Exactamente! É suposto acreditarmos (ou esquecer a descrença) quando estamos a ver um filme, mas não quando estamos a ver um anúncio pela quinta vez, seja de uma compra bestial ou de um candidato presidencial. No mundo real, dos problemas reais e das questões reais, queremos algo que seja... real. Algo que nos agarre e tenha significado para nós. Algo que podemos ver, ouvir, cheirar e tocar. Estamos fartos que nos digam - e mostrem - o que fazer, como o fazer e com devíamos fazer. Queremos algo com que nos possamos preocupar, para o qual possamos contribuir e que podemos influenciar. Algo que podemos efectivamente experienciar e acreditar.
Comunicar para crer
Não pode haver equívocos; a menos que se esteja no mundo do entretenimento, o derradeiro objectivo da nossa comunicação é a crença. Não a percepção. Não o medo. Não o empenho. A crença. A crença leva à experiência e a experiência leva à adopção.
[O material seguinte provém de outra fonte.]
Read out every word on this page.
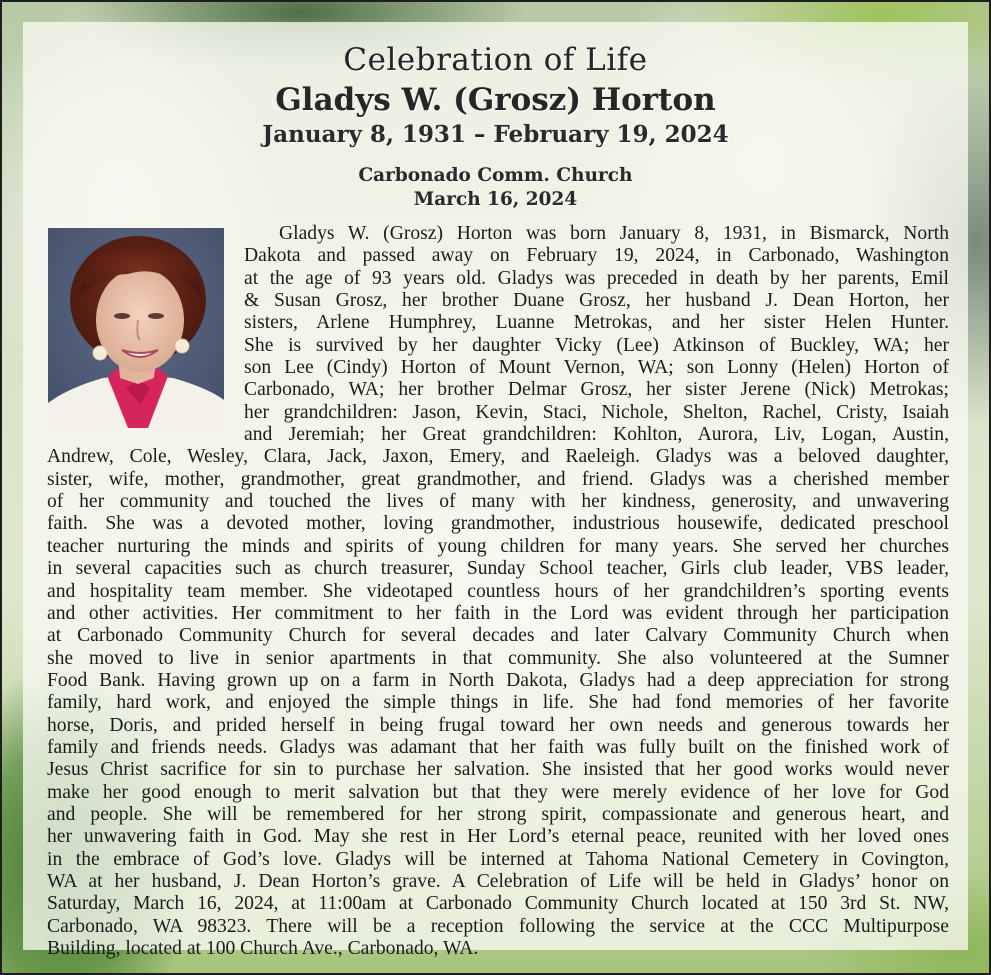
Celebration of Life
Gladys W. (Grosz) Horton
January 8, 1931 – February 19, 2024
Carbonado Comm. Church
March 16, 2024
Gladys W. (Grosz) Horton was born January 8, 1931, in Bismarck, North
Dakota and passed away on February 19, 2024, in Carbonado, Washington
at the age of 93 years old. Gladys was preceded in death by her parents, Emil
& Susan Grosz, her brother Duane Grosz, her husband J. Dean Horton, her
sisters, Arlene Humphrey, Luanne Metrokas, and her sister Helen Hunter.
She is survived by her daughter Vicky (Lee) Atkinson of Buckley, WA; her
son Lee (Cindy) Horton of Mount Vernon, WA; son Lonny (Helen) Horton of
Carbonado, WA; her brother Delmar Grosz, her sister Jerene (Nick) Metrokas;
her grandchildren: Jason, Kevin, Staci, Nichole, Shelton, Rachel, Cristy, Isaiah
and Jeremiah; her Great grandchildren: Kohlton, Aurora, Liv, Logan, Austin,
Andrew, Cole, Wesley, Clara, Jack, Jaxon, Emery, and Raeleigh. Gladys was a beloved daughter,
sister, wife, mother, grandmother, great grandmother, and friend. Gladys was a cherished member
of her community and touched the lives of many with her kindness, generosity, and unwavering
faith. She was a devoted mother, loving grandmother, industrious housewife, dedicated preschool
teacher nurturing the minds and spirits of young children for many years. She served her churches
in several capacities such as church treasurer, Sunday School teacher, Girls club leader, VBS leader,
and hospitality team member. She videotaped countless hours of her grandchildren’s sporting events
and other activities. Her commitment to her faith in the Lord was evident through her participation
at Carbonado Community Church for several decades and later Calvary Community Church when
she moved to live in senior apartments in that community. She also volunteered at the Sumner
Food Bank. Having grown up on a farm in North Dakota, Gladys had a deep appreciation for strong
family, hard work, and enjoyed the simple things in life. She had fond memories of her favorite
horse, Doris, and prided herself in being frugal toward her own needs and generous towards her
family and friends needs. Gladys was adamant that her faith was fully built on the finished work of
Jesus Christ sacrifice for sin to purchase her salvation. She insisted that her good works would never
make her good enough to merit salvation but that they were merely evidence of her love for God
and people. She will be remembered for her strong spirit, compassionate and generous heart, and
her unwavering faith in God. May she rest in Her Lord’s eternal peace, reunited with her loved ones
in the embrace of God’s love. Gladys will be interned at Tahoma National Cemetery in Covington,
WA at her husband, J. Dean Horton’s grave. A Celebration of Life will be held in Gladys’ honor on
Saturday, March 16, 2024, at 11:00am at Carbonado Community Church located at 150 3rd St. NW,
Carbonado, WA 98323. There will be a reception following the service at the CCC Multipurpose
Building, located at 100 Church Ave., Carbonado, WA.
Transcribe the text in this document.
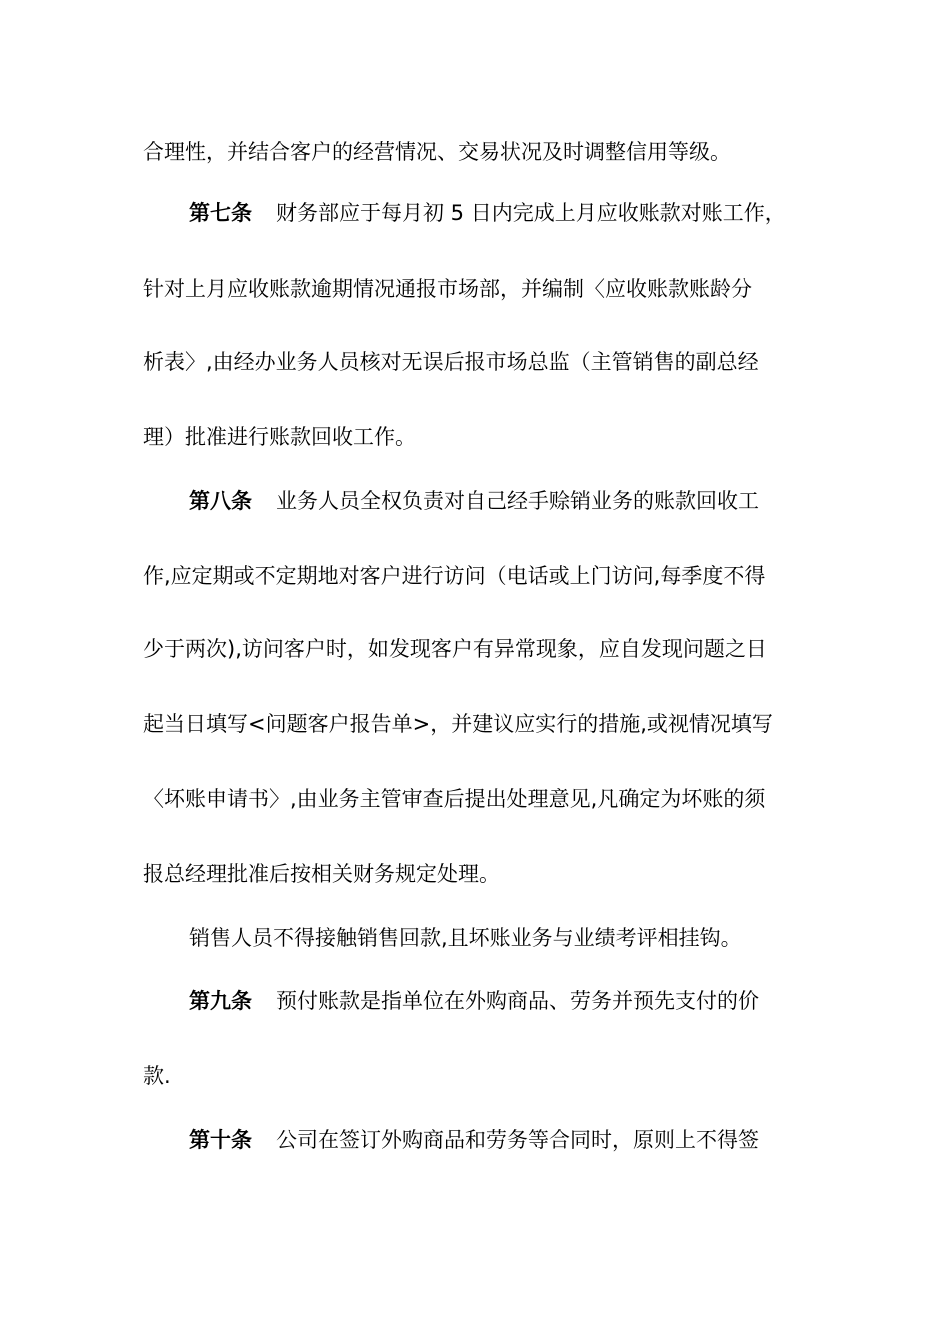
合理性，并结合客户的经营情况、交易状况及时调整信用等级。
第七条 财务部应于每月初 5 日内完成上月应收账款对账工作，
针对上月应收账款逾期情况通报市场部，并编制〈应收账款账龄分
析表〉,由经办业务人员核对无误后报市场总监（主管销售的副总经
理）批准进行账款回收工作。
第八条 业务人员全权负责对自己经手赊销业务的账款回收工
作,应定期或不定期地对客户进行访问（电话或上门访问,每季度不得
少于两次),访问客户时，如发现客户有异常现象，应自发现问题之日
起当日填写<问题客户报告单>，并建议应实行的措施,或视情况填写
〈坏账申请书〉,由业务主管审查后提出处理意见,凡确定为坏账的须
报总经理批准后按相关财务规定处理。
销售人员不得接触销售回款,且坏账业务与业绩考评相挂钩。
第九条 预付账款是指单位在外购商品、劳务并预先支付的价
款.
第十条 公司在签订外购商品和劳务等合同时，原则上不得签
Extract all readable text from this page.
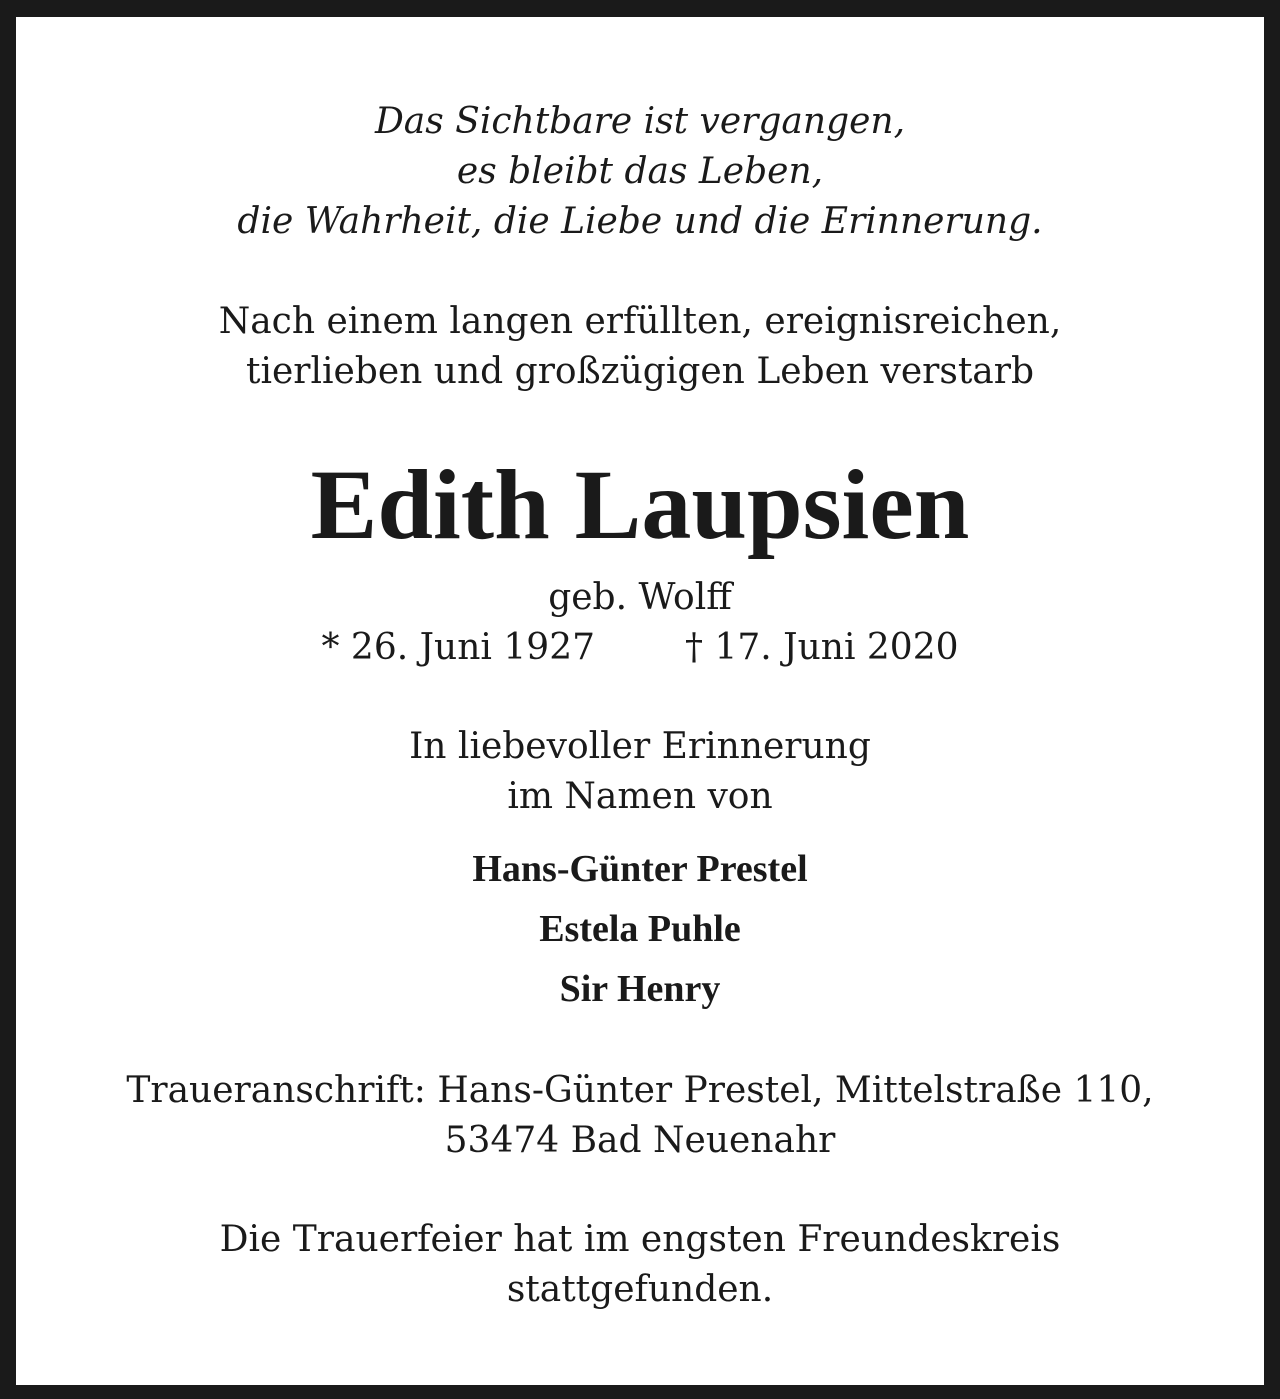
Das Sichtbare ist vergangen,
es bleibt das Leben,
die Wahrheit, die Liebe und die Erinnerung.

Nach einem langen erfüllten, ereignisreichen,
tierlieben und großzügigen Leben verstarb

Edith Laupsien

geb. Wolff

* 26. Juni 1927	† 17. Juni 2020

In liebevoller Erinnerung
im Namen von

Hans-Günter Prestel
Estela Puhle
Sir Henry

Traueranschrift: Hans-Günter Prestel, Mittelstraße 110,
53474 Bad Neuenahr

Die Trauerfeier hat im engsten Freundeskreis
stattgefunden.
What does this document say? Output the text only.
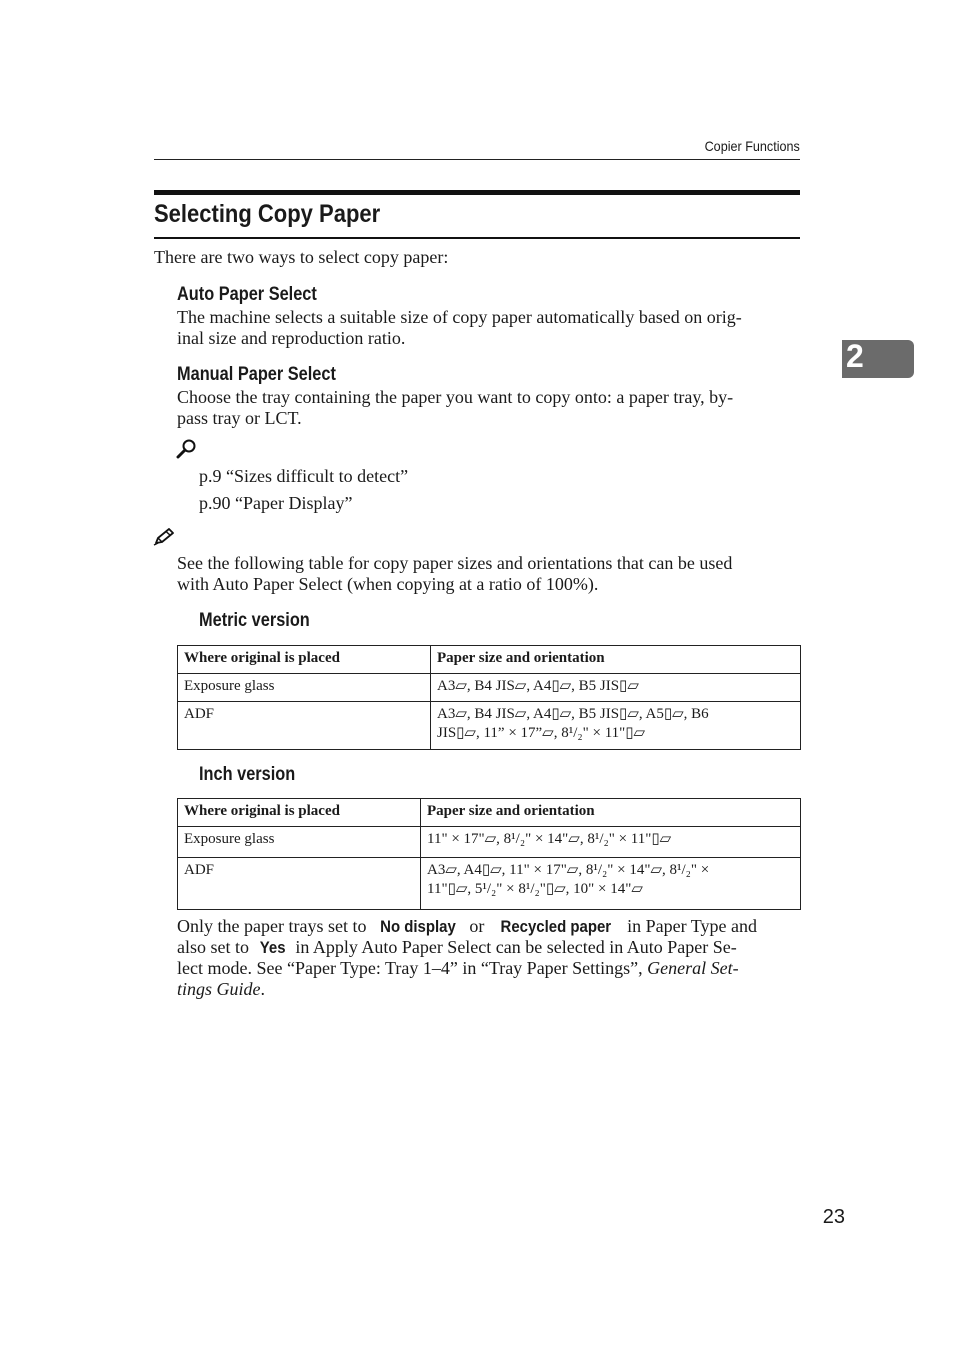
Copier Functions
2
Selecting Copy Paper
There are two ways to select copy paper:
Auto Paper Select
The machine selects a suitable size of copy paper automatically based on orig-
inal size and reproduction ratio.
Manual Paper Select
Choose the tray containing the paper you want to copy onto: a paper tray, by-
pass tray or LCT.
p.9 “Sizes difficult to detect”
p.90 “Paper Display”
See the following table for copy paper sizes and orientations that can be used
with Auto Paper Select (when copying at a ratio of 100%).
Metric version
Where original is placed	Paper size and orientation
Exposure glass	A3▱, B4 JIS▱, A4▯▱, B5 JIS▯▱
ADF	A3▱, B4 JIS▱, A4▯▱, B5 JIS▯▱, A5▯▱, B6
JIS▯▱, 11” × 17”▱, 8¹/₂" × 11"▯▱
Inch version
Where original is placed	Paper size and orientation
Exposure glass	11" × 17"▱, 8¹/₂" × 14"▱, 8¹/₂" × 11"▯▱
ADF	A3▱, A4▯▱, 11" × 17"▱, 8¹/₂" × 14"▱, 8¹/₂" ×
11"▯▱, 5¹/₂" × 8¹/₂"▯▱, 10" × 14"▱
Only the paper trays set to No display or Recycled paper in Paper Type and
also set to Yes in Apply Auto Paper Select can be selected in Auto Paper Se-
lect mode. See “Paper Type: Tray 1–4” in “Tray Paper Settings”, General Set-
tings Guide.
23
Se acreditarmos que alguém nos pode ajudar, a fazer-nos sentir bem, a melhorar as nossas relações, a fazer-nos sentir bem connosco próprios, etc., então vamos atender a chamada, parar pela loja, carregar no link, juntarmo-nos à organização ou pegar no produto da prateleira. Se não acreditarmos, nada feito. Hoje em dia, estamos, pura e simplesmente, demasiado ocupados para agir pela fé.
Por isso, da próxima vez que se sinta tentado a comunicar, a mandar-nos uma mensagem; da próxima vez que sentir vontade de pregar a partir do púlpito, a fazer promessas fantásticas, a usar o sentido de humor ou a abrir muito os olhos... pare! Pare e pergunte-se a si mesmo: como é que posso unir as pessoas - fazer com que se associem umas às outras e com a audiência - para criar algo real e valioso? Como posso despoletar a crença através do comportamento? Não basta o "Just Do It", é preciso fazer em conjunto! Não diga que quer ser amigo, seja mesmo amigo! Porque se fizermos em conjunto e uns com os outros, acabamos por acreditar. E a crença é o caminho para a acção. Se a crença estiver ausente, então pouco mais se é do que um tubarão em desenhos animados num mar repleto de tubarões animados.